Formal Verification, Model Checking: My research in this field focuses on new techniques for model checking with linear temporal logic (LTL)] and for bounded model checking. With my coauthors, we have proposed for the first time an extension of bounded model checking for the verification of real-time and hybrid systems by means of SMT tools. From an application viewpoint, I have worked on verification of real-word, industrial systems in technology transfer projects by means of model checking techniques.
Formal Reasoning in SW Specification: I have worked on applying automated reasoning techniques (mostly SAT and SMT) to goal models, a formalism used for requirements analysis within the TROPOS SW engineering methodology.

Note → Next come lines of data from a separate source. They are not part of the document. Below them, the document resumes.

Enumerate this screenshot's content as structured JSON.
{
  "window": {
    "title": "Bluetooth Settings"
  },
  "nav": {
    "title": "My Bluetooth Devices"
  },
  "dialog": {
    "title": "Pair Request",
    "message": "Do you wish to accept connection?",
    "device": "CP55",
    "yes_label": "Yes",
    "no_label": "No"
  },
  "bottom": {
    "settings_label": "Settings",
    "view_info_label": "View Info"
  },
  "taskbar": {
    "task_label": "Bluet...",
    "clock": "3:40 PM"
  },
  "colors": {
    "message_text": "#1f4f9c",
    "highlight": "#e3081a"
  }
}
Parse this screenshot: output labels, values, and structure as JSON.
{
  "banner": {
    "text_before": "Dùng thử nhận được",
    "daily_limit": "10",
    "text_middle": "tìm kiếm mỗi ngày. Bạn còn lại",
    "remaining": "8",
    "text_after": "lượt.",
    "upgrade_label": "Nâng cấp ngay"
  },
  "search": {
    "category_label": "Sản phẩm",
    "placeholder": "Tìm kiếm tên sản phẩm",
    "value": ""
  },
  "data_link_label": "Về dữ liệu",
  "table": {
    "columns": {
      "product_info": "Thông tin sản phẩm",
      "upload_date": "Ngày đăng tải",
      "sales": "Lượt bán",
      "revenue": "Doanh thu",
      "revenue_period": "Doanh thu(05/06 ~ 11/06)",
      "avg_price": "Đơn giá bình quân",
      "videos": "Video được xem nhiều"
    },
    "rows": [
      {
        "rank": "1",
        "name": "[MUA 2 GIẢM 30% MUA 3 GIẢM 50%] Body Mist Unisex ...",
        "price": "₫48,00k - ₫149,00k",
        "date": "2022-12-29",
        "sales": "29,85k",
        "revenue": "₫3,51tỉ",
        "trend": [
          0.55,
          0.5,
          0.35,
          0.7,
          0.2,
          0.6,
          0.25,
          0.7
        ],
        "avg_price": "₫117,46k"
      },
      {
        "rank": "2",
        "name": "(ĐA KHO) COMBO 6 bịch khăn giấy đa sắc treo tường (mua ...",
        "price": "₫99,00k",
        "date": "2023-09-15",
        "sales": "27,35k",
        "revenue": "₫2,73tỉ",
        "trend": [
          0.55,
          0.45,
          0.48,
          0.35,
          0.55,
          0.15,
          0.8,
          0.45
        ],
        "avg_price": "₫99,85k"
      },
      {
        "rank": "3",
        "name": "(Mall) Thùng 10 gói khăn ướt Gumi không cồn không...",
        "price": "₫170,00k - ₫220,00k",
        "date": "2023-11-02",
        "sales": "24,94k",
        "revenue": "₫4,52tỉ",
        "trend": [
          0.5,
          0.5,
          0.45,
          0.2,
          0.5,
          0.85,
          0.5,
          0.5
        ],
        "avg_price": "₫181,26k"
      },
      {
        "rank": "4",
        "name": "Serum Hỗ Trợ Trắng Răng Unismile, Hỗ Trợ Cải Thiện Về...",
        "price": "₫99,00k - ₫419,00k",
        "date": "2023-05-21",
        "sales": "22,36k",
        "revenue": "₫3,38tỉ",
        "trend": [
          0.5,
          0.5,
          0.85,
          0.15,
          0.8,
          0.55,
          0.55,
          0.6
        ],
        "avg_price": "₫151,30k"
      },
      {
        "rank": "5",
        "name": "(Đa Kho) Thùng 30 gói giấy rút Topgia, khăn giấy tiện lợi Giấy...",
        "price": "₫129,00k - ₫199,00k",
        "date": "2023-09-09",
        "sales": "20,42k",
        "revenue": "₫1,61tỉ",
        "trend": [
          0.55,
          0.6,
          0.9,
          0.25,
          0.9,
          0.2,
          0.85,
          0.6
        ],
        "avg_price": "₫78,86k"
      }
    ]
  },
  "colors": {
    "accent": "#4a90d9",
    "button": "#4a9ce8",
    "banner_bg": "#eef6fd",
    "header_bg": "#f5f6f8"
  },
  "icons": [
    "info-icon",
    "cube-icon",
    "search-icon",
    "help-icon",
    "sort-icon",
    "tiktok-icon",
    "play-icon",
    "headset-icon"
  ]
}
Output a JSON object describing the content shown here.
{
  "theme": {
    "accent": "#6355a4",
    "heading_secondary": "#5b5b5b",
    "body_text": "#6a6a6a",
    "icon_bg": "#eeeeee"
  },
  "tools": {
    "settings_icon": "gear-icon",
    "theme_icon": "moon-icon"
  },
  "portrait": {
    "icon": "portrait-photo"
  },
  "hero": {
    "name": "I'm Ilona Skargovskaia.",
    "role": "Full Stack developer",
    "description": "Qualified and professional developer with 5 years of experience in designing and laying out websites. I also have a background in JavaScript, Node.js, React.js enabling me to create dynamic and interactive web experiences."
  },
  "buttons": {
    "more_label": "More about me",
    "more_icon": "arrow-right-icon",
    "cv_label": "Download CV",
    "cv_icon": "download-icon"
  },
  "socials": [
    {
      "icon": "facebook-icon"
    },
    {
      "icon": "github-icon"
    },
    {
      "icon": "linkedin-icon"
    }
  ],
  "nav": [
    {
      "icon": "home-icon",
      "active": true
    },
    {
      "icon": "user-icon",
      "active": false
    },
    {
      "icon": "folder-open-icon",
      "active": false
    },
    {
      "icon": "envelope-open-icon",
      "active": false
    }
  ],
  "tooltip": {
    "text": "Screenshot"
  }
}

My past research involved also: SAT for non-CNF formulas, Decision procedures for modal and description logics, Planning, and Abstraction in theorem proving.
Auditors
Auditor
jan.johannsen@ifi.lmu.de
Jan Johannsen is a Senior Lecturer and Head of the Department office at the Institute for Informatics of Ludwig-Maximilians-Universität München, Germany. He obtained his doctoral degree in Computer Science in 1996 from FAU Erlangen-Nürnberg, and spent two years as a Postdoc at UC San Diego, before joining LMU Munich in 1999. His research interests are Propositional Proof Complexity, in particular in relation to SAT Solving, and more generally in anything in the intersection of Logic and Computational Complexity.